Yesterday we reported on the NBA’s plan to re-open team facilities in certain areas that had sufficiently relaxed their Coronavirus lockdowns. That plan didn’t last long. ESPN is reporting today that the league has delayed their plan to allow players to utilize team facilities until May 8.
The primary reason for the change according to ESPN is that the Atlanta Hawks got wobbly about the idea. Georgia has relaxed their Coronavirus house arrest and Hawks President of Basketball Operations and General Manager Travis Schlenk is wringing his hands:
“We are going to wait and see what happens in the state over the couple weeks. If there’s a positive response, we’ll slowly open up. If it’s a negative response, we’ll make sure our staff and players remain healthy.”
For some bizarre reason, no one wants to be the first to re-open team facilities. On a macro level, it doesn’t look as if any North American sport wants to take the lead in the resumption of play. The NBA is supposedly ‘waiting for more clarity’ before they make a decision.
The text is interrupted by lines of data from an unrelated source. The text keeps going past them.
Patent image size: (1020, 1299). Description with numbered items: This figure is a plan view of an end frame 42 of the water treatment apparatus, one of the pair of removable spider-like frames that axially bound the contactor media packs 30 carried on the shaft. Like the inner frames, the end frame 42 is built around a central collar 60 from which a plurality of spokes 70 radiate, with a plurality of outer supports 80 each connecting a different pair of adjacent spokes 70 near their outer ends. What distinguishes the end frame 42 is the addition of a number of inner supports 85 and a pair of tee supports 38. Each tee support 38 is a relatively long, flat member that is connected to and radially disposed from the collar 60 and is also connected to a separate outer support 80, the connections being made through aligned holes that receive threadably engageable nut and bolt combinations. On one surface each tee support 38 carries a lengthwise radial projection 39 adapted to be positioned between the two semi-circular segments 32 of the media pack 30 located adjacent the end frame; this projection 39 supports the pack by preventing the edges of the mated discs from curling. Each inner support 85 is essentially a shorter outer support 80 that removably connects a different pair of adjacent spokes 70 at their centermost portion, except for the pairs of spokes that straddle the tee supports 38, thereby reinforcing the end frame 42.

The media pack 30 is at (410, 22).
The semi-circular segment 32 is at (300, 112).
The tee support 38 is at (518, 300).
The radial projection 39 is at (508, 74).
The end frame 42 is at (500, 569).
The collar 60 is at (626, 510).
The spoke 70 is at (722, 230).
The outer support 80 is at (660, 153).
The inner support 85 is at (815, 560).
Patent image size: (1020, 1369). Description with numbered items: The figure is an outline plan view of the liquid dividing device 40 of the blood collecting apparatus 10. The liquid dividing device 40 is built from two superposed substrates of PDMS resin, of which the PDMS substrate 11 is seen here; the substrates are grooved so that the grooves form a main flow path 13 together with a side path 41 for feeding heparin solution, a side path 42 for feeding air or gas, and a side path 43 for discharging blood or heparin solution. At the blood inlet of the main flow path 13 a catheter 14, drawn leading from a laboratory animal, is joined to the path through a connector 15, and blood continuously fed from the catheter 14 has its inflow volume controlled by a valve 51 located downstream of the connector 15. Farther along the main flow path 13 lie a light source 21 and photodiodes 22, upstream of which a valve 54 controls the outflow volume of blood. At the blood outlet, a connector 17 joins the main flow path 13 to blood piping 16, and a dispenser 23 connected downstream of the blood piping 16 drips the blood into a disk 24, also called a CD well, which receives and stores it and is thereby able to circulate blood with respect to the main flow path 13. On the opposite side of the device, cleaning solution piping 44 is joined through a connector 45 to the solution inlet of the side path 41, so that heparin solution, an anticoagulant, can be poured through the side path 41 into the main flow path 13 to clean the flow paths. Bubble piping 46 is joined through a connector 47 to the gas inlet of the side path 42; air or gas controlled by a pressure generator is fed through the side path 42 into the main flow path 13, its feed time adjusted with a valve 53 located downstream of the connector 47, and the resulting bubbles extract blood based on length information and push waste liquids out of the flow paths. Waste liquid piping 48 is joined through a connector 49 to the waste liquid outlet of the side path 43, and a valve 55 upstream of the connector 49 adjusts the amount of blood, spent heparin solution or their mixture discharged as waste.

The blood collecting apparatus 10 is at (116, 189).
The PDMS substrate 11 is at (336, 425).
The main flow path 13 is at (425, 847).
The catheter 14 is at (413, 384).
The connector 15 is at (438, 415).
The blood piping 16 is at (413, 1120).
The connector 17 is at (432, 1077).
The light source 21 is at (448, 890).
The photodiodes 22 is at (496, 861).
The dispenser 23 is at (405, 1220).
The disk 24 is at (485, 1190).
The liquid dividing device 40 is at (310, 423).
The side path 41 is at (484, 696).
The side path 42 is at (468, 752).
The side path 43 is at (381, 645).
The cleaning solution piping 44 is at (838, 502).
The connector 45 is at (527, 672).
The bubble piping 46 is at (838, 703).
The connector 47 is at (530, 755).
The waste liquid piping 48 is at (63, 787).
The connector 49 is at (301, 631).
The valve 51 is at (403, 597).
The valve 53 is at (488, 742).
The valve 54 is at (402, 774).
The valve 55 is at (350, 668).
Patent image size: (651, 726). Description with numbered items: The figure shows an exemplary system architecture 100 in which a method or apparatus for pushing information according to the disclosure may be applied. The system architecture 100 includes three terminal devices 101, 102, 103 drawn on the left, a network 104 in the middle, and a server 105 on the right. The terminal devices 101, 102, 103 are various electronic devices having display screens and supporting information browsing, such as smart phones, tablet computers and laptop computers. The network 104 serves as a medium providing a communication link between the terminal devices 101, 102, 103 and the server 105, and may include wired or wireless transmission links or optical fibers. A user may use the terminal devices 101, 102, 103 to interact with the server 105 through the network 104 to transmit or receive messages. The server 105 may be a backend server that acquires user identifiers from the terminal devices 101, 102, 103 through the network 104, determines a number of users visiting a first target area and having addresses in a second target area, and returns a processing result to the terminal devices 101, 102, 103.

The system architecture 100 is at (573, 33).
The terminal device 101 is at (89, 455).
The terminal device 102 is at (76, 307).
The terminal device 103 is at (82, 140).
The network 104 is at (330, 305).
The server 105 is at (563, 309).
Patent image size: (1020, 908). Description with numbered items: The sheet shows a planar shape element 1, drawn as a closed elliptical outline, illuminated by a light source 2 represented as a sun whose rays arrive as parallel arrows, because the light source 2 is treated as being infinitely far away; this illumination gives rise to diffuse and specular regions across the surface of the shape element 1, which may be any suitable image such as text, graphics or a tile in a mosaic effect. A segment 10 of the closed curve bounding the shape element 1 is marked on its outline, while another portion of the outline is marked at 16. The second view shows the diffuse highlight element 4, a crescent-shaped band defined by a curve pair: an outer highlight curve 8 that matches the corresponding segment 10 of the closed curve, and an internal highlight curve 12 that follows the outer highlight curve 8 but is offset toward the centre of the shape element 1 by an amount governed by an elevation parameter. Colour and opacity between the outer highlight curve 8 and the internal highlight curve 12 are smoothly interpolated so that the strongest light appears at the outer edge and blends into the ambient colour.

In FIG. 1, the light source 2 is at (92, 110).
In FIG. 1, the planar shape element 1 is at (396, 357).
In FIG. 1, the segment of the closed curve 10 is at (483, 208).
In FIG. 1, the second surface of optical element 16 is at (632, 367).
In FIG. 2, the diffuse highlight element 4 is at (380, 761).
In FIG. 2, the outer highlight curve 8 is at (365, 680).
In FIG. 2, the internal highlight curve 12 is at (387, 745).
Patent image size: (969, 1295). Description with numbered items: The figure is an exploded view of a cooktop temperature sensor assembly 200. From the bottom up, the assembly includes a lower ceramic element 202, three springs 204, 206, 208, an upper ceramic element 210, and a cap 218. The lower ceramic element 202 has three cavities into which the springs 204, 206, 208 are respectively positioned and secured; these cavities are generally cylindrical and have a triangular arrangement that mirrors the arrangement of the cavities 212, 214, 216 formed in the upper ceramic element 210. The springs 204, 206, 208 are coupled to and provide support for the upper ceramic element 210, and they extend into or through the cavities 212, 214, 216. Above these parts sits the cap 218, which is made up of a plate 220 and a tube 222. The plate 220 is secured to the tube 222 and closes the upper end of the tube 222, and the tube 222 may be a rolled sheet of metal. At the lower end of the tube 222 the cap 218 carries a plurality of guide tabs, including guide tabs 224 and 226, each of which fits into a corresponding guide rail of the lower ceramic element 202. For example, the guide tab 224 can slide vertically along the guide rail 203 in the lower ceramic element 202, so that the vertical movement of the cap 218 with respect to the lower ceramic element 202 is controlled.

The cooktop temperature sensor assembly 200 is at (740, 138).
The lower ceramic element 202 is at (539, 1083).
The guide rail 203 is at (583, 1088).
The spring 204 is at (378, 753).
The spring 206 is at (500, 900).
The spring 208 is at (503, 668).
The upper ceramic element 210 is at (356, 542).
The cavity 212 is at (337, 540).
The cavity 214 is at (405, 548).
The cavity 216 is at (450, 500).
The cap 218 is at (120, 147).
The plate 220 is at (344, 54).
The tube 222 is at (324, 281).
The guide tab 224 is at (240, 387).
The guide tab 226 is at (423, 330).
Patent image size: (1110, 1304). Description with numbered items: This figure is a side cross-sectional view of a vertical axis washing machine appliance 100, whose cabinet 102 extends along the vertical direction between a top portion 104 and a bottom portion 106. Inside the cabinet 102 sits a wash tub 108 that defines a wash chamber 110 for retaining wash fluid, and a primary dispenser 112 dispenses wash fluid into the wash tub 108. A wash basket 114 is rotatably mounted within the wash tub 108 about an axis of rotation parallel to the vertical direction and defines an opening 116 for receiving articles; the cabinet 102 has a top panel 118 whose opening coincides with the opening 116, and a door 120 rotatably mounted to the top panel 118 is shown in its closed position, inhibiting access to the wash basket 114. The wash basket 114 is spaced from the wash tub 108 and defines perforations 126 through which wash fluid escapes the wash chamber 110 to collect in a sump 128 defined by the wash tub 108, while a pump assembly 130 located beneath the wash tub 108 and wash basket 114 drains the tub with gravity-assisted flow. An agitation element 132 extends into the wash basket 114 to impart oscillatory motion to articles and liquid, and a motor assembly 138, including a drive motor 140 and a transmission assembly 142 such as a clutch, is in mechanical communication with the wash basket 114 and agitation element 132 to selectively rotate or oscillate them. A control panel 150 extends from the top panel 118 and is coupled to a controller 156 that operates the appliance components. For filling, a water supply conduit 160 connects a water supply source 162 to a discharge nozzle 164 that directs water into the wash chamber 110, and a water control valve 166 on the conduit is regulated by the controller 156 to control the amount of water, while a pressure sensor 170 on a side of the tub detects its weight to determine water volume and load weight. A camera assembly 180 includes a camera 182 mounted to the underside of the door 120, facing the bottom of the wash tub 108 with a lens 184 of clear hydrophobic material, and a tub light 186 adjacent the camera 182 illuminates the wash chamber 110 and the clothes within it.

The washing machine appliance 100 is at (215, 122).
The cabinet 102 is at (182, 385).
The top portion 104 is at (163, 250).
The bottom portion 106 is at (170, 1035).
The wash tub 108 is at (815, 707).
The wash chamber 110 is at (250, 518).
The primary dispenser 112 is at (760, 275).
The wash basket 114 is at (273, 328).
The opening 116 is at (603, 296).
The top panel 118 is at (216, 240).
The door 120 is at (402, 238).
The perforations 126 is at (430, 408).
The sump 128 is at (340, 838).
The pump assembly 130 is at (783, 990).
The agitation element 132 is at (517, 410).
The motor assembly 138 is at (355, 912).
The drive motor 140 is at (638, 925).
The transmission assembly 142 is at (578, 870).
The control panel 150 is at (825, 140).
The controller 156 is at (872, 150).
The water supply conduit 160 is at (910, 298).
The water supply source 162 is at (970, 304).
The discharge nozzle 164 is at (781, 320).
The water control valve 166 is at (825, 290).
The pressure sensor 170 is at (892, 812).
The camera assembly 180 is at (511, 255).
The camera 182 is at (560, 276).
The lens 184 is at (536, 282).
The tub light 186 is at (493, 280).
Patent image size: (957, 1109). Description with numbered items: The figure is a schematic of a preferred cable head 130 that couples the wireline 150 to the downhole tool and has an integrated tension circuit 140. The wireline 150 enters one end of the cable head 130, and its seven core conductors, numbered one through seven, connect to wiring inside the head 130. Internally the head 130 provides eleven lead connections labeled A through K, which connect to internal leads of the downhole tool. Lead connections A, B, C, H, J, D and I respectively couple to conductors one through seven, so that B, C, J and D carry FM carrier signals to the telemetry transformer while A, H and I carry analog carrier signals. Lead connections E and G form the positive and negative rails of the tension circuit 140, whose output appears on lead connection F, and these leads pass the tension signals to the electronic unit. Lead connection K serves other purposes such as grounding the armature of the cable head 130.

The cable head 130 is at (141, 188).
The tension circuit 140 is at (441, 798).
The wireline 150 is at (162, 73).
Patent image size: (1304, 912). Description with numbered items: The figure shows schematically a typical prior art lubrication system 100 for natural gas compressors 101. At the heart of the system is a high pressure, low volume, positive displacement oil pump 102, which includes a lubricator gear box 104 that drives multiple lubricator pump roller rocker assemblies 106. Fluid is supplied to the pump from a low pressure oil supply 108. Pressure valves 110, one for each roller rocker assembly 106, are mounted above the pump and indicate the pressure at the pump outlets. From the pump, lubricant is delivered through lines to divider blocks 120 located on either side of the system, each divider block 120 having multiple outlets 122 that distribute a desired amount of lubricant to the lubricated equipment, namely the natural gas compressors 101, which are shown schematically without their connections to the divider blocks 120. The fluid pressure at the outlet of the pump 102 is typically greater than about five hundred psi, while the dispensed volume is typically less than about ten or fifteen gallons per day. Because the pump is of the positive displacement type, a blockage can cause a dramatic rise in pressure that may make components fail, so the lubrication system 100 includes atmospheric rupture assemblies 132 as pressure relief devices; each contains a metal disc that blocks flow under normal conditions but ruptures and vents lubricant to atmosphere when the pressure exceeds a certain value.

The NBA memo quoted by ESPN is borderline comical in its social distancing mandates:
ESPN obtained a 16-page league memo on Monday that detailed to teams the requirements of reopening facilities, including allowing only four players in a facility at one time and having only one staff member supervising. No coaches are to be allowed in the workouts with players, the memo said. A distance of 12 feet must be kept among individuals on the court.
One team president told ESPN:
“There has been a concern that players could start flocking to states that are reopening.”
Which was the NBA’s point in re-opening facilities in the first place. The rationale was that players would flock to these states anyway and end up practicing in facilities that aren’t up to the league’s high standards of cleanliness and sanitation. Players would be much safer in team facilities than at the local 24 Hour Fitness location. Of course they can’t do that either–more strangeness from the NBA as they’ve prohibited players from using public gymnasiums or training facilities during the league shutdown.